To efficiently store and access our documents, we store them in a sqlite database. The key is the doc_id
and the value is the text
.
To create a sqlite db from a corpus of documents, run:
python build_db.py /path/to/data /path/to/saved/db.db
Optional arguments:
--preprocess File path to a python module that defines a `preprocess` function.
--num-workers Number of CPU processes (for tokenizing, etc).
The data path can either be a path to a nested directory of files (such as what the WikiExtractor script outputs) or a single file. Each file should consist of JSON-encoded documents that have id
and text
fields, one per line:
{"id": "doc1", "text": "text of doc1"}
...
{"id": "docN", "text": "text of docN"}
--preprocess /path/to/.py/file
is another optional argument that allows you to supply a python module that defines a preprocess(doc_object)
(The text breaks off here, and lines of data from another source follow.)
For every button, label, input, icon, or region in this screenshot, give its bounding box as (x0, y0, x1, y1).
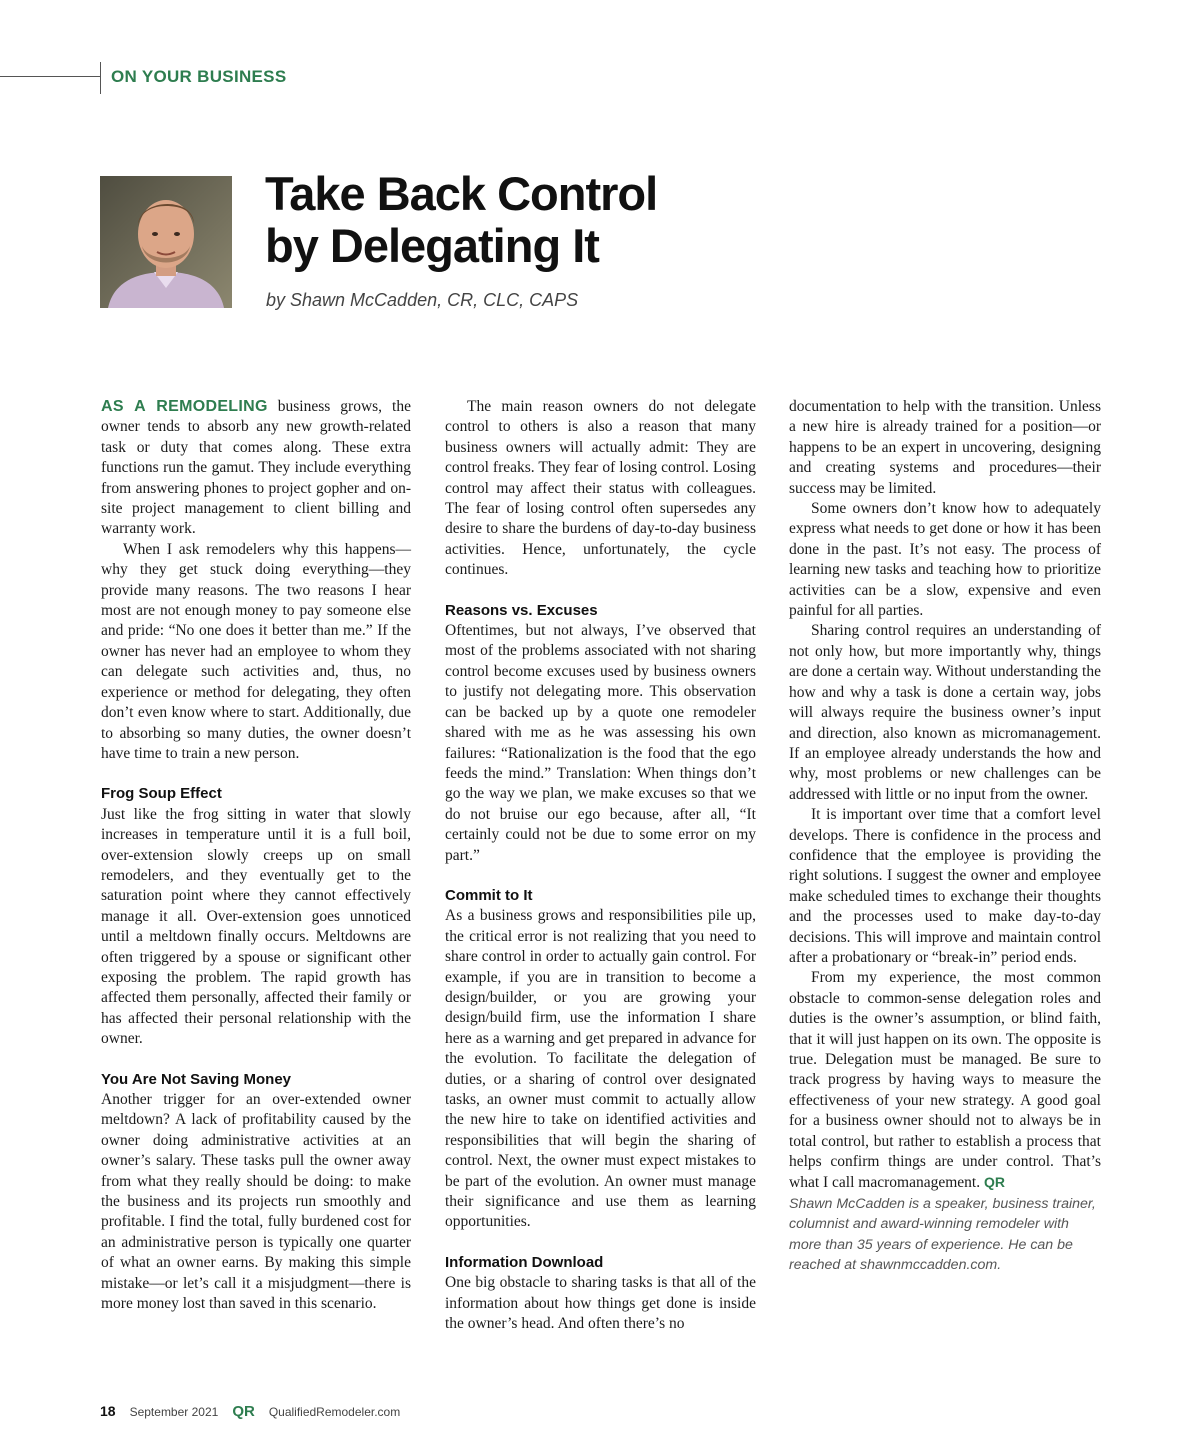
article-title (265, 168, 657, 272)
paragraph (789, 968, 1101, 1193)
article-title-line-2: by Delegating It (265, 219, 599, 272)
byline: by Shawn McCadden, CR, CLC, CAPS (266, 290, 579, 310)
subheading-not-saving-money: You Are Not Saving Money (101, 1070, 292, 1088)
paragraph: The main reason owners do not delegate control to others is also a reason that many business owners will actually admit: They are control freaks. They fear of losing control. Losing control may affect their status with colleagues. The fear of losing control often supersedes any desire to share the burdens of day-to-day business activities. Hence, unfortunately, the cycle continues. (445, 398, 756, 579)
article-title-line-1: Take Back Control (265, 167, 658, 220)
website-link[interactable]: QualifiedRemodeler.com (268, 1405, 401, 1419)
paragraph: One big obstacle to sharing tasks is that all of the information about how things get done is inside the owner’s head. And often there’s no (445, 1274, 756, 1333)
section-label: ON YOUR BUSINESS (111, 67, 287, 86)
page-footer (100, 1403, 400, 1420)
subheading-frog-soup: Frog Soup Effect (101, 785, 222, 803)
magazine-logo: QR (232, 1403, 255, 1420)
header-rule-divider (100, 62, 101, 94)
paragraph: When I ask remodelers why this happens—why they get stuck doing everything—they provide many reasons. The two reasons I hear most are not enough money to pay someone else and pride: “No one does it better than me.” If the owner has never had an employee to whom they can delegate such activities and, thus, no experience or method for delegating, they often don’t even know where to start. Additionally, due to absorbing so many duties, the owner doesn’t have time to train a new person. (101, 540, 411, 762)
end-mark-logo: QR (983, 1174, 1005, 1191)
author-photo (100, 176, 232, 308)
paragraph: As a business grows and responsibilities pile up, the critical error is not realizing that you need to share control in order to actually gain control. For example, if you are in transition to become a design/builder, or you are growing your design/build firm, use the information I share here as a warning and get prepared in advance for the evolution. To facilitate the delegation of duties, or a sharing of control over designated tasks, an owner must commit to actually allow the new hire to take on identified activities and responsibilities that will begin the sharing of control. Next, the owner must expect mistakes to be part of the evolution. An owner must manage their significance and use them as learning opportunities. (445, 907, 756, 1231)
subheading-information-download: Information Download (445, 1253, 604, 1271)
paragraph: Some owners don’t know how to adequately express what needs to get done or how it has been done in the past. It’s not easy. The process of learning new tasks and teaching how to prioritize activities can be a slow, expensive and even painful for all parties. (789, 500, 1101, 620)
paragraph: Sharing control requires an understanding of not only how, but more importantly why, things are done a certain way. Without understanding the how and why a task is done a certain way, jobs will always require the business owner’s input and direction, also known as micromanagement. If an employee already understands the how and why, most problems or new challenges can be addressed with little or no input from the owner. (789, 622, 1101, 803)
paragraph-text: business grows, the owner tends to absorb any new growth-related task or duty that comes along. These extra functions run the gamut. They include everything from answering phones to project gopher and on-site project management to client billing and warranty work. (101, 398, 411, 538)
subheading-commit-to-it: Commit to It (445, 886, 533, 904)
column-1 (101, 397, 411, 1314)
paragraph: Just like the frog sitting in water that slowly increases in temperature until it is a full boil, over-extension slowly creeps up on small remodelers, and they eventually get to the saturation point where they cannot effectively manage it all. Over-extension goes unnoticed until a meltdown finally occurs. Meltdowns are often triggered by a spouse or significant other exposing the problem. The rapid growth has affected them personally, affected their family or has affected their personal relationship with the owner. (101, 805, 411, 1048)
subheading-reasons-vs-excuses: Reasons vs. Excuses (445, 601, 598, 619)
paragraph (101, 397, 411, 540)
issue-date: September 2021 (129, 1405, 219, 1419)
paragraph-text: From my experience, the most common obstacle to common-sense delegation roles and duties is the owner’s assumption, or blind faith, that it will just happen on its own. The opposite is true. Delegation must be managed. Be sure to track progress by having ways to measure the effectiveness of your new strategy. A good goal for a business owner should not to always be in total control, but rather to establish a process that helps confirm things are under control. That’s what I call macromanagement. (789, 969, 1101, 1192)
header-rule (0, 76, 100, 77)
paragraph: documentation to help with the transition. Unless a new hire is already trained for a position—or happens to be an expert in uncovering, designing and creating systems and procedures—their success may be limited. (789, 398, 1101, 497)
column-2 (445, 397, 756, 1334)
paragraph: Oftentimes, but not always, I’ve observed that most of the problems associated with not sharing control become excuses used by business owners to justify not delegating more. This observation can be backed up by a quote one remodeler shared with me as he was assessing his own failures: “Rationalization is the food that the ego feeds the mind.” Translation: When things don’t go the way we plan, we make excuses so that we do not bruise our ego because, after all, “It certainly could not be due to some error on my part.” (445, 622, 756, 864)
paragraph: It is important over time that a comfort level develops. There is confidence in the process and confidence that the employee is providing the right solutions. I suggest the owner and employee make scheduled times to exchange their thoughts and the processes used to make day-to-day decisions. This will improve and maintain control after a probationary or “break-in” period ends. (789, 806, 1101, 966)
column-3 (789, 397, 1101, 1275)
author-bio: Shawn McCadden is a speaker, business trainer, columnist and award-winning remodeler with more than 35 years of experience. He can be reached at shawnmccadden.com. (789, 1195, 1096, 1274)
page-number: 18 (100, 1403, 116, 1419)
paragraph: Another trigger for an over-extended owner meltdown? A lack of profitability caused by the owner doing administrative activities at an owner’s salary. These tasks pull the owner away from what they really should be doing: to make the business and its projects run smoothly and profitable. I find the total, fully burdened cost for an administrative person is typically one quarter of what an owner earns. By making this simple mistake—or let’s call it a misjudgment—there is more money lost than saved in this scenario. (101, 1091, 411, 1313)
lead-in: AS A REMODELING (101, 398, 268, 415)
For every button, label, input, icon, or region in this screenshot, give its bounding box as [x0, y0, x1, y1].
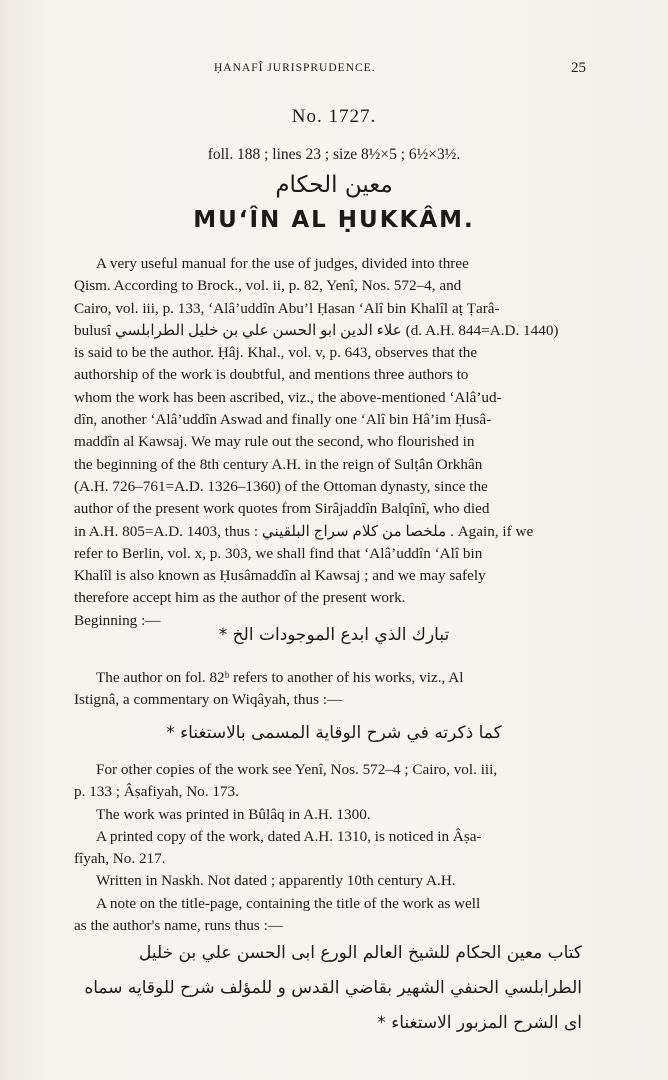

function to filter/process documents before they are put in the db. See prep_wikipedia.py
for an example.
To build a TF-IDF weighted word-doc sparse matrix from the documents stored in the sqlite db, run:
python build_tfidf.py /path/to/doc/db /path/to/output/dir
Optional arguments:
--ngram Use up to N-size n-grams (e.g. 2 = unigrams + bigrams). By default only ngrams without stopwords or punctuation are kept.
--hash-size Number of buckets to use for hashing ngrams.
--tokenizer String option specifying tokenizer type to use (e.g. 'corenlp').
--num-workers Number of CPU processes (for tokenizing, etc).
The sparse matrix and its associated metadata will be saved to the output directory under <db-name>-tfidf-ngram=<N>-hash=<N>-tokenizer=<T>.npz
.
The Document Retriever can also be used interactively (like the full pipeline).
python scripts/retriever/interactive.py --model /path/to/model
>>> process('question answering', k=5)
+------+-------------------------------+-----------+
| Rank | Doc Id | Doc Score |
+------+-------------------------------+-----------+
| 1 | Question answering | 327.89 |
| 2 | Watson (computer) | 217.26 |
| 3 | Eric Nyberg | 214.36 |
| 4 | Social information seeking | 212.63 |
| 5 | Language Computer Corporation | 184.64 |
+------+-------------------------------+-----------+